La sua opera non si è mai accontentata di raccontare: ha sempre sfidato. La città e i cani, Conversazione nella cattedrale, La guerra della fine del mondo, Il sogno del celta — ogni titolo un affondo, ogni pagina una tensione tra libertà e autorità, tra desiderio e disincanto. Vargas Llosa non ha mai smesso di esplorare le ferite dell’America Latina, né di interrogare il destino dell’individuo moderno. E lo ha fatto con una lingua maestosa, nervosa, possente, capace di accendere il pensiero e il corpo nello stesso istante.
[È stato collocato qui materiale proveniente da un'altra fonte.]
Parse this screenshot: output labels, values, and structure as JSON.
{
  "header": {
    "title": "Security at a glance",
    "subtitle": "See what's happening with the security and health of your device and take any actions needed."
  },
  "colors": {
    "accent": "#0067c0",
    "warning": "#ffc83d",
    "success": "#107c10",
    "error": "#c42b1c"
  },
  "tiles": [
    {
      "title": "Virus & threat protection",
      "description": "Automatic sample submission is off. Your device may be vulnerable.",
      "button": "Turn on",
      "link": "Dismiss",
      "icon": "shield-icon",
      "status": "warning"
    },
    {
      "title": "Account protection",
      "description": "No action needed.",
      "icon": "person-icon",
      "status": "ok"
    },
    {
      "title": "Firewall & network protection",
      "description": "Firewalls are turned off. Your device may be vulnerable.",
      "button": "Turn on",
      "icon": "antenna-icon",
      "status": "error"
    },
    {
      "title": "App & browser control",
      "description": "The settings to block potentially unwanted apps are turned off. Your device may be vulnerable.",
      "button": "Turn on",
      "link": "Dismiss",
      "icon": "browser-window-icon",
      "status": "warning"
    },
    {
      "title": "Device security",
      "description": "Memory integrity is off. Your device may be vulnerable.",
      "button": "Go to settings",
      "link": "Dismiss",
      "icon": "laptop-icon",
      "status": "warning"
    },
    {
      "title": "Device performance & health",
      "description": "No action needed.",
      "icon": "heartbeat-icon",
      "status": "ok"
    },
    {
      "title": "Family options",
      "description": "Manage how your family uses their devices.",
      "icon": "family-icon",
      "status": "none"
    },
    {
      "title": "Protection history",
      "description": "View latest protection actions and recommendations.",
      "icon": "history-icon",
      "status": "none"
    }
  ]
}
Mai pacificato, ha attraversato le stagioni del mondo e della propria vita con lo spirito dell’eretico: da giovane ribelle marxista a pensatore liberale, da narratore della violenza alla penna d’amore peruviana, da candidato alla presidenza a intellettuale globale. Ha amato la controversia, ha pagato i suoi errori con la stessa ostinazione con cui ha difeso le proprie scelte. È stato protagonista di letteratura, di politica, di scandalo, di cultura. Ma, soprattutto, è stato uno scrittore che non ha mai abdicato al romanzo come forma totale del mondo.
Tornare a Lima, per lui, non fu un gesto di nostalgia. Fu un atto narrativo. Come se l’ultima pagina della sua storia dovesse chiudersi dove tutto era stato seminato: il dolore dell’infanzia, il peso del padre, il fango della giungla, la città verticale, l’odore della carta stampata. E forse anche quella malinconia che la gloria non lava mai del tutto.
A chi resta, tocca ora custodire la sua opera come un testamento inquieto. Vargas Llosa non ha scritto per compiacere, ha scritto per disturbare, per scuotere, per mostrare che la letteratura può ancora essere un luogo di verità feroce. Ha lasciato un corpus che è insieme specchio e ferita del suo tempo: un’epopea umana che resiste al silenzio, alla morte, alla dimenticanza.
In un’epoca che ha paura del romanzo, Vargas Llosa ha continuato a credervi come si crede in un dio pagano, capriccioso, ma assoluto. E proprio per questo, resta eterno.